In tal senso, emblematico il caso della Sora Lella, al secolo Elena Fabrizi (sorella di Aldo), reduce da piccolissimi camei cinematografici e resa da Verdone una vera star, nel ruolo di sua nonna. Prima in "Bianco rosso e Verdone", poi nel film che io amo di più, "Acqua e sapone", che le valse anche un David di Donatello come miglior attrice non protagonista. Ma potremmo citare anche Mario Brega - ex attore dei western di Leone -, che Verdone portò alla celebrità, soprattutto dopo il ruolo del padre "fascio" di Ruggero in "Un sacco bello" (ma altrettanto degno di lode il camionista "Er principe" di "Bianco, rosso e Verdone").

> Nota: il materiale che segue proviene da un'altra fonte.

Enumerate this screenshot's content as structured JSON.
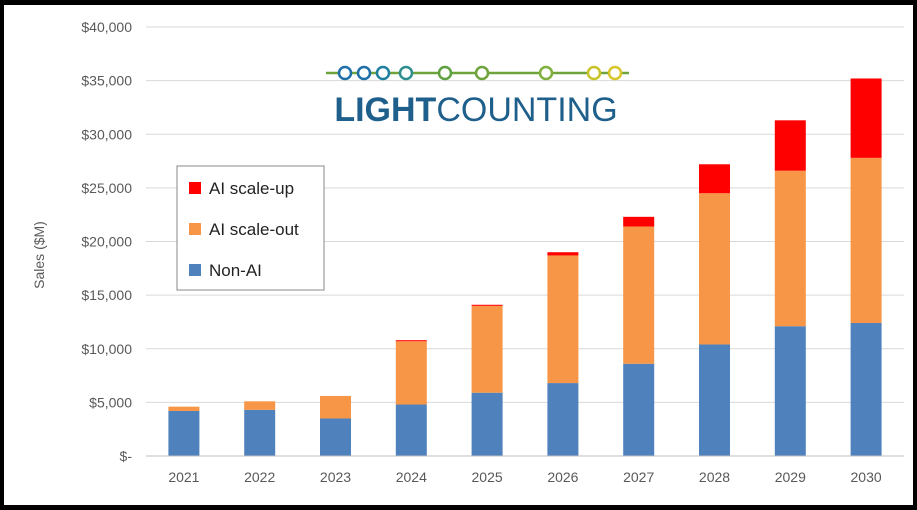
{
  "chart_data": {
    "type": "bar",
    "stacked": true,
    "categories": [
      "2021",
      "2022",
      "2023",
      "2024",
      "2025",
      "2026",
      "2027",
      "2028",
      "2029",
      "2030"
    ],
    "series": [
      {
        "name": "Non-AI",
        "color": "#4F81BD",
        "values": [
          4200,
          4300,
          3500,
          4800,
          5900,
          6800,
          8600,
          10400,
          12100,
          12400
        ]
      },
      {
        "name": "AI scale-out",
        "color": "#F79646",
        "values": [
          400,
          800,
          2100,
          5900,
          8100,
          11900,
          12800,
          14100,
          14500,
          15400
        ]
      },
      {
        "name": "AI scale-up",
        "color": "#FF0000",
        "values": [
          0,
          0,
          0,
          100,
          100,
          300,
          900,
          2700,
          4700,
          7400
        ]
      }
    ],
    "ylabel": "Sales ($M)",
    "ylim": [
      0,
      40000
    ],
    "y_ticks": [
      "$-",
      "$5,000",
      "$10,000",
      "$15,000",
      "$20,000",
      "$25,000",
      "$30,000",
      "$35,000",
      "$40,000"
    ],
    "grid": true,
    "legend_position": "left",
    "legend_order": [
      "AI scale-up",
      "AI scale-out",
      "Non-AI"
    ]
  },
  "logo": {
    "text_light": "LIGHT",
    "text_counting": "COUNTING",
    "color": "#1F5F8B"
  }
}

Ma Carlo Verdone, ovviamente, ha saputo anche andare oltre, non solo regalando un affresco della società popolare da lui vissuta, ma affrontando col passare degli anni tematiche più importanti: il dramma delle baby modelle ("Acqua e sapone"), le manie di grandezza di giovani ingenui, finti duri, perduti tra cinema, musica e sogni di gloria ("Troppo forte"), l'amicizia ed il suo mutare col tempo ("Compagni di scuola"), il rapporto uomo-donna ("Sono pazzo di Iris Blond", "Maledetto il giorno che t'ho incontrato") e i problemi familiari, da "Io e mia sorella" passando per "Viaggi di nozze" e fino ad arrivare al più recente "Io, loro e Lara".
In quest'ultimo, interpretava il ruolo di un sacerdote missionario alle prese con padre e fratelli in una famiglia scombinata, lontanissimo dalle "macchiette" del prete Spinetti di "Acqua e sapone" e del don Alfio di "Un sacco bello".
Infatti, gran parte della sua produzione cinematografica conta tra gli autori le prestigiose firme di Leo Benvenuti e Piero De Bernardi - autori dei più bei film della "commedia all'italiana" -, nonché musiche raffinate: dal grande Morricone per "Un sacco bello" agli Stadio per "Borotalco" e "Acqua e sapone". Ma forse, rispetto a Totò ed Alberto Sordi la differenza più grande è una sola: la "sfortuna" di aver raggiunto il successo in un'epoca in cui l'età d'oro del cinema era finita. E nonostante questo, Carlo Verdone è sempre riuscito a trovare il punto di vista giusto per raccontare le sue storie, coniugando sapientemente ironia e realismo, comicità e dramma, con quella giusta vena di malinconia che pervade tutti i suoi film, e che ancora lo accomuna agli altri due "miti" da me citati.
Ebbene, in occasione dei suoi settant'anni, non potevo esimermi dall'omaggiare Carlo Verdone, anche se, credo, festeggiare un così importante traguardo in un clima come quello attuale, con teatri e cinema chiusi per ovvie ragioni (tra l'altro, ha da poco dovuto rinviare per la seconda volta l'uscita del suo ultimo film, "Si vive una volta sola", ora previsto per gennaio 2021) non deve essere certo facile per chi ha fatto dello spettacolo la propria esistenza. Ragion per cui, da accanito cinefilo e suo grande ammiratore, ho voluto dare il mio piccolo contributo per mantenere accesa la fiammella della speranza, con la certezza che, prima o poi, potremo tornare a sognare. Auguroni, Carlo, e grazie di tutto!